Original comment by Piotr_Dobrogost (Bitbucket: Piotr_Dobrogost, GitHub: Unknown):


Link to the original post on distutils-sig mailing list where this was raised – https://mail.python.org/pipermail/distutils-sig/2014-October/025021.html

ghost commented 9 years ago

Original comment by pmoore (Bitbucket: pmoore, GitHub: pmoore):


Actually, why not simply stop adding the changelog to long_description at all? If people want to find it, it's in the sources, and that's what most other projects do.

That's an easy PR (unless you want the resulting unneeded code like _linkify removing as well, which I'm willing to do but less sure I'll get right :-)) so if you're happy with that, I'll submit it.

ghost commented 9 years ago

Original comment by jaraco (Bitbucket: jaraco, GitHub: jaraco):


I've been thinking about doing something like this for some time.
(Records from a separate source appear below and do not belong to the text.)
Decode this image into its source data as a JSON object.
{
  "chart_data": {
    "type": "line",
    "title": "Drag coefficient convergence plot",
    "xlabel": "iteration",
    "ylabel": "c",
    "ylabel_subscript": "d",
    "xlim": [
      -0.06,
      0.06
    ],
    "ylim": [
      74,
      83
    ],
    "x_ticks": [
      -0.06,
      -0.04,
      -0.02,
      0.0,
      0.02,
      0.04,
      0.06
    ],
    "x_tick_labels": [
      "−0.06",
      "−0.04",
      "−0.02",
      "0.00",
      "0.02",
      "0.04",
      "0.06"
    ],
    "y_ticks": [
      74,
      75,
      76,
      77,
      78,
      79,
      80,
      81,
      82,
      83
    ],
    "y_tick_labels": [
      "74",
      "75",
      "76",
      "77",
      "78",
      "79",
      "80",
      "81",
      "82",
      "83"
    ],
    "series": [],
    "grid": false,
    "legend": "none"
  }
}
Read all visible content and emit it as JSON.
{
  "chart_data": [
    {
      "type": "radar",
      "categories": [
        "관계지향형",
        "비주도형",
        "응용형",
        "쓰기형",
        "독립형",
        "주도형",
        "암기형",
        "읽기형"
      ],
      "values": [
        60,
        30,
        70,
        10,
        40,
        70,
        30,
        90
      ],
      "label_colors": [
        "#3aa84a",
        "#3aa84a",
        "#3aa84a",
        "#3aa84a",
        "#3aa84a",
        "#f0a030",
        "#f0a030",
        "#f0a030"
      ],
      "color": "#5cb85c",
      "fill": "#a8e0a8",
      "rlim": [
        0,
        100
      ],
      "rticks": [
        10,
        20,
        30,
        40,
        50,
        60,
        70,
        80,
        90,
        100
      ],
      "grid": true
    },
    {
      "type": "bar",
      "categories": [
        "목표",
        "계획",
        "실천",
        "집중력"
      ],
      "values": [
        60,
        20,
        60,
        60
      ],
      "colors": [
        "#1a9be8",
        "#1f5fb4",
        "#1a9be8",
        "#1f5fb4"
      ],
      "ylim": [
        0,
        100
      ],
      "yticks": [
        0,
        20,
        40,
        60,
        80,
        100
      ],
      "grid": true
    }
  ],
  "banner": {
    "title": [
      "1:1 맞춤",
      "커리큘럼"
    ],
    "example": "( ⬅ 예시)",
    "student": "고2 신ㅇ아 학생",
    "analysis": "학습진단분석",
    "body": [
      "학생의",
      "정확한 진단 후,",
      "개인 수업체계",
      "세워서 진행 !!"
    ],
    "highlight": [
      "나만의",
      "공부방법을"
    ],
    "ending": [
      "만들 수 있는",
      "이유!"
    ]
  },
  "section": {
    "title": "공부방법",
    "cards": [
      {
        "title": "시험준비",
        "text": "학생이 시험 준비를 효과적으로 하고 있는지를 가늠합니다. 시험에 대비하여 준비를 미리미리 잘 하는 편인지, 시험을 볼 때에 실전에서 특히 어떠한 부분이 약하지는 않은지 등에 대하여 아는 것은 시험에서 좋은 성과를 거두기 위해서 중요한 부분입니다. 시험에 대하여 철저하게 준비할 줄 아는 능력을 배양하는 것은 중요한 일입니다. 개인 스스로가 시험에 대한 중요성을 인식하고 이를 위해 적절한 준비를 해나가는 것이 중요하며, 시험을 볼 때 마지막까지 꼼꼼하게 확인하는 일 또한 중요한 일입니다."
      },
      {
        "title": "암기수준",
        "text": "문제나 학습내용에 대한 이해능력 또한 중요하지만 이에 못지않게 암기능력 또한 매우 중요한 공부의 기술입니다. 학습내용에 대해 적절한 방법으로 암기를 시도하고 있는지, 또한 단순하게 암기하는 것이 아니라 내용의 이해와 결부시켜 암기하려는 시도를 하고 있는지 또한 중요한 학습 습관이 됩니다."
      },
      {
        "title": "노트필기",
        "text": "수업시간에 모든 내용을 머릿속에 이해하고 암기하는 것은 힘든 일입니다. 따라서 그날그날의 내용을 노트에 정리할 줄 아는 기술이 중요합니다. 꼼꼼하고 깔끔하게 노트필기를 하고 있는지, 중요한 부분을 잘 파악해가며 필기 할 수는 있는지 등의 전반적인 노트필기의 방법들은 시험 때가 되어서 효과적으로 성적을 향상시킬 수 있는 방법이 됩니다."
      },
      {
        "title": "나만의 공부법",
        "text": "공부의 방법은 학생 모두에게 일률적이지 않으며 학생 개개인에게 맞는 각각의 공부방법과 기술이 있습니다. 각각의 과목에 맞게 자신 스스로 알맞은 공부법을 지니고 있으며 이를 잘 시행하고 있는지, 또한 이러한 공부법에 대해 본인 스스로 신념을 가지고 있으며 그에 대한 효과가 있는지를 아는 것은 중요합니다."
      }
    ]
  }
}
The question is - how to do it? Where to draw the line? How to implement a link to a changelog which is current for that release?

Paul, if you take a look at the before_upload hook in the release.py module, you'll see where _linkify is called to add links to the changelog. It would be possible to customize that behavior to trim the changelog to a reasonable length.

Alternatively, you suggest having a link to the changelog. That could be generated in setup.py. The problem becomes twofold - retaining hyperlinks to relevant issues and only displaying changes for the indicated version. The latter is less important than the former. Perhaps you might consider writing a heroku app that renders the changelog for a particular version. Or create a publisher routine that renders the changelog and uploads it to a known location. Or maybe there's a way to have the changelog published as part of the documentation.

Of course, we don't have to implement this in a way that's sustainable. We can instead just truncate the changelog, such that older entries are suppressed unless you do some archeology in the repo, and then revisit this issue periodically.

I'm open to suggestions and glad to help review changes.